Esta historia se convierte en una lección práctica que puede librarnos de algunas envidias innecesarias fruto de nuestras comparaciones. La segunda lectura de hoy (Flp 1,20-24.27) nos reta a apreciar nuestra situación sin comparaciones. El apóstol Pablo dice: “Cristo será exaltado en mi cuerpo, ya sea con la vida o con la muerte. Porque para mí la vida es Cristo, y la muerte es ganancia.” Los que madrugan, los que llegan tarde, los que no tienen trabajo, todos tienen mucho que agradecer y que esperar. Incluso los muertos pueden ahora estar agradecidos porque ya no estarán enfermos, porque estarán con Cristo para siempre, disfrutando de la alegría eterna.
La misericordia de Dios es sin medida, de modo que incluso los que llegan tarde a su viña serán acogidos por su amor infinito.
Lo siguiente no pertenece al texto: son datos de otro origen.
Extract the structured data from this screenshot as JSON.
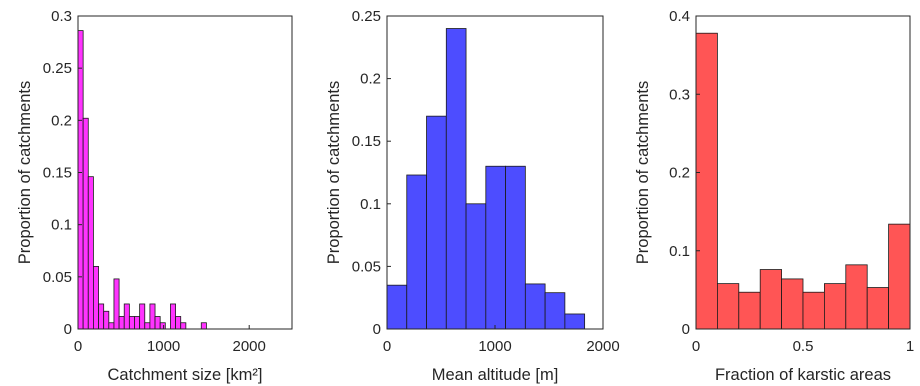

Todos podemos identificarnos con esos trabajadores de la undécima hora, a los que el dueño de la viña trata tan bien. Porque, como dijo Isaías, Dios nunca ignora las necesidades y las oraciones de los humildes de corazón. Sigamos buscando al Señor mientras se le puede encontrar, abandonando nuestros malos caminos y volviendo a Él con rectitud.